A dusty work environment with outside ventilation might be safe, but if several individual units share common ventilation, fire can propagate through that system from one unit to the next. This is why such ventilation connections require shutters that slam shut when there is an extreme pressure change on one side, preventing flames from passing to another area. The explosion can only vent outside of the building, not within different units.
Other Dusty Dangers
Dust accumulates around equipment such as coal conveyors, for example, or chutes and movement systems for flour, sugar, and other dusty products. These need regular maintenance and clean up so powders and dusts never reach dangerous levels. It may be benign just lying there, but a wind gust can turn it into an instant threat.
Oxygen is 20% of our atmosphere and thus hard to eliminate, so generally we work to limit the availability of fuel and the ignition source.
Ignition causes could be a spark, open flame, or a heat source, like an electrical radiant heater. Fuel can be dust, gas, or vapour. If any one element of an explosion is absent, the explosion won’t occur.
Explosive Properties of Fuels
Fuels only react in certain ratios. For example, hydrogen will react (with atmosphere) at concentrations over 5%, but less than 95%. Some fuels have much more constrained limits. We call these limits the UEL and LEL, or Upper and Lower Explosion Limits, and they are expressed as percentages.
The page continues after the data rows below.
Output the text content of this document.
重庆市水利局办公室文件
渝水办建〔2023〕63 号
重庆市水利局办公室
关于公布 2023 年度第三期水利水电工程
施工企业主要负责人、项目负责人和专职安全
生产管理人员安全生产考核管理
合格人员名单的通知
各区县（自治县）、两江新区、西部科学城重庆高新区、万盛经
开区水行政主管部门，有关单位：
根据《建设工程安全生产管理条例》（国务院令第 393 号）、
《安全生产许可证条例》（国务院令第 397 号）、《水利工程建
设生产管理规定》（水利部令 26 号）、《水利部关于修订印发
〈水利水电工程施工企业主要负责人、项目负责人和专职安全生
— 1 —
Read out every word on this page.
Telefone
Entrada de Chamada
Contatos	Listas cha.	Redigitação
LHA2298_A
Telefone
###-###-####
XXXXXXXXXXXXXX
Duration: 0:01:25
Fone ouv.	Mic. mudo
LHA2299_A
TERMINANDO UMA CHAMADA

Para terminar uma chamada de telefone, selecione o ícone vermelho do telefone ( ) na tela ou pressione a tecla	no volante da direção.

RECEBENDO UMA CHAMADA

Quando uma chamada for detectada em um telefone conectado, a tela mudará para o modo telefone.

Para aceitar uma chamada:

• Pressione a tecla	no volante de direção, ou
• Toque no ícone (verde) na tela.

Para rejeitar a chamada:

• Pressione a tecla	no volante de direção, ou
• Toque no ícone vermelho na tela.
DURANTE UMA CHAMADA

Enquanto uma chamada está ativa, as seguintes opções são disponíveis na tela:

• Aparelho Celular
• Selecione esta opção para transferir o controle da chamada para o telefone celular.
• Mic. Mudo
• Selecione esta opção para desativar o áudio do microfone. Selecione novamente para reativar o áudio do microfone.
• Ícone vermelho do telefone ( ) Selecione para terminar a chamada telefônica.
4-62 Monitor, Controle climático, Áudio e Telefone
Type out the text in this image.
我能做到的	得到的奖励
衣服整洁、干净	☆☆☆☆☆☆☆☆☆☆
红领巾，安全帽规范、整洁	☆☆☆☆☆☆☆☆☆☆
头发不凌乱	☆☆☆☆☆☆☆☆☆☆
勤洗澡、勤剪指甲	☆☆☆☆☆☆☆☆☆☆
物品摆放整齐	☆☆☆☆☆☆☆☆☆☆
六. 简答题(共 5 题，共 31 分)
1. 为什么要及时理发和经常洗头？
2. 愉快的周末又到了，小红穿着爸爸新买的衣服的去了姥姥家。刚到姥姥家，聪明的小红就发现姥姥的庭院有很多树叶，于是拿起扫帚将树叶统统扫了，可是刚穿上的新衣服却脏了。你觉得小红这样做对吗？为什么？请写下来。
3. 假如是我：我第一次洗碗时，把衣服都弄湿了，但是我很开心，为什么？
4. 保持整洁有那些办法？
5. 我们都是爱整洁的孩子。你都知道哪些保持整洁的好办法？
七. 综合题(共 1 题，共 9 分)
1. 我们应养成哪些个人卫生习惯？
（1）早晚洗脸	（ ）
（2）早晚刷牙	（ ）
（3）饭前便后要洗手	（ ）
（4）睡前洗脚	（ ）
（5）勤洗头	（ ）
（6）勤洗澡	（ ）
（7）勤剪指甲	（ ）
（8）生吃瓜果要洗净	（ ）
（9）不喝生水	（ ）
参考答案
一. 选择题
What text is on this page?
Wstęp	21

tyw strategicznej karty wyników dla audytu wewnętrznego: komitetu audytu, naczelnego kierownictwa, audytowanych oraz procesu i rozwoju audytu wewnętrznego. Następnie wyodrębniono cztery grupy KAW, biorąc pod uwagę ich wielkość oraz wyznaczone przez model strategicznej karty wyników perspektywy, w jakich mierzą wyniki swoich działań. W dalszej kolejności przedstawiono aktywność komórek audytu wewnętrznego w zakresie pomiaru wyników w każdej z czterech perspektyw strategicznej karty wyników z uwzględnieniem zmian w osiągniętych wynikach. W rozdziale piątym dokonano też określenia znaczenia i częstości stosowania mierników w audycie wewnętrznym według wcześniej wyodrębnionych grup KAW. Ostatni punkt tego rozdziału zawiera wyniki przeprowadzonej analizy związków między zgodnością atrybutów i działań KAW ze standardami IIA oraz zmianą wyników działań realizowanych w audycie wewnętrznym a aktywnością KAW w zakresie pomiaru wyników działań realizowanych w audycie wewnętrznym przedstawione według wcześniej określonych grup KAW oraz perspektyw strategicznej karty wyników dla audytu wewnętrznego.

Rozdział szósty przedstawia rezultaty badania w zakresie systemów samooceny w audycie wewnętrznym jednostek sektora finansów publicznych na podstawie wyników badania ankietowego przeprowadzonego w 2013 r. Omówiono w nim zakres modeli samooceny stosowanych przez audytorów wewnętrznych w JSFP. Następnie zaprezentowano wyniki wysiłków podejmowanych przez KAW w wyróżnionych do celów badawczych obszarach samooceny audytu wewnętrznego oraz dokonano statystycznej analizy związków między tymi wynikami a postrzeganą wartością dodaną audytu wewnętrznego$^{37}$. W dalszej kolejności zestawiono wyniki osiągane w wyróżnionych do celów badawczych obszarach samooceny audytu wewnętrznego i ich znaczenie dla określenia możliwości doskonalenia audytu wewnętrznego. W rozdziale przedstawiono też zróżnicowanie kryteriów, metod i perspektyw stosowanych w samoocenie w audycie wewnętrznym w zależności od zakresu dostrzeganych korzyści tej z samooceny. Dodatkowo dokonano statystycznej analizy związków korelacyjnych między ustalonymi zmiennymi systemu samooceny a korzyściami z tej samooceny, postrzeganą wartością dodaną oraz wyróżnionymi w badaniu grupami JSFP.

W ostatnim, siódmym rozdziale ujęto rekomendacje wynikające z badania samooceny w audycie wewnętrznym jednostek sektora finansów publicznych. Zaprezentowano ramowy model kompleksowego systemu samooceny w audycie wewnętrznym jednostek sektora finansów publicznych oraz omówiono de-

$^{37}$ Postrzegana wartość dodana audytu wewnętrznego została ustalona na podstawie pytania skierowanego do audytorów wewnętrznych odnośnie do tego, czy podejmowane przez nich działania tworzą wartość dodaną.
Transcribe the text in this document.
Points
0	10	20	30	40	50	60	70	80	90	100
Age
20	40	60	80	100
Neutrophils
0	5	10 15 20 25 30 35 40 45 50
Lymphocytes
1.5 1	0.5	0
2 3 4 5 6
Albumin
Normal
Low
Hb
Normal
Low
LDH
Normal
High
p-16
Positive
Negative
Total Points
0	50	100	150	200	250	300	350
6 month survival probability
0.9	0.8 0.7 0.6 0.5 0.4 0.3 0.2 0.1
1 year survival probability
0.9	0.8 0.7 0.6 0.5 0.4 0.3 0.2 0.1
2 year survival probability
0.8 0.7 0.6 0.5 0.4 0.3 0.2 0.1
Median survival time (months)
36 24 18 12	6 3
If you exceed the UEL, or fall short of the LEL, explosions cannot occur. Keep fuels outside of the limits and you are safe. Similarly, if you keep the temperature outside of the combustion range of the fuels, that is safe, too.
Injuries from Explosions
Injuries are not always apparent. Bleeding and physical trauma such as shrapnel are obvious. Symptoms such as deafness, breathing difficulty, shock, concussive, or deep tissue injuries may not show physical signs. All explosion victims are considered seriously injured until proven otherwise.
Serious burns can result from the extreme radiance of an explosion, too. Outward signs may not manifest for many minutes after exposure, but the pain is real.
It is difficult to control the presence of oxygen. You must either control the temperature, keeping it below the point of combustion of the materials you are work with, or control the sources of ignition.
When fuel of any sort accumulates, it must be removed, physically in the case of dust and powder, or ventilated, in the case of gas or vapours. Don’t become a matter of historical record…
Be aware; be safe; keep it clean; and, most importantly, do your regular maintenance!
The Imperial Sugar Refinery dust explosion was the largest in U.S. history. It resulted in 14 deaths, dozens of injuries, and the complete and utter destruction of the more than one hundred year old facility.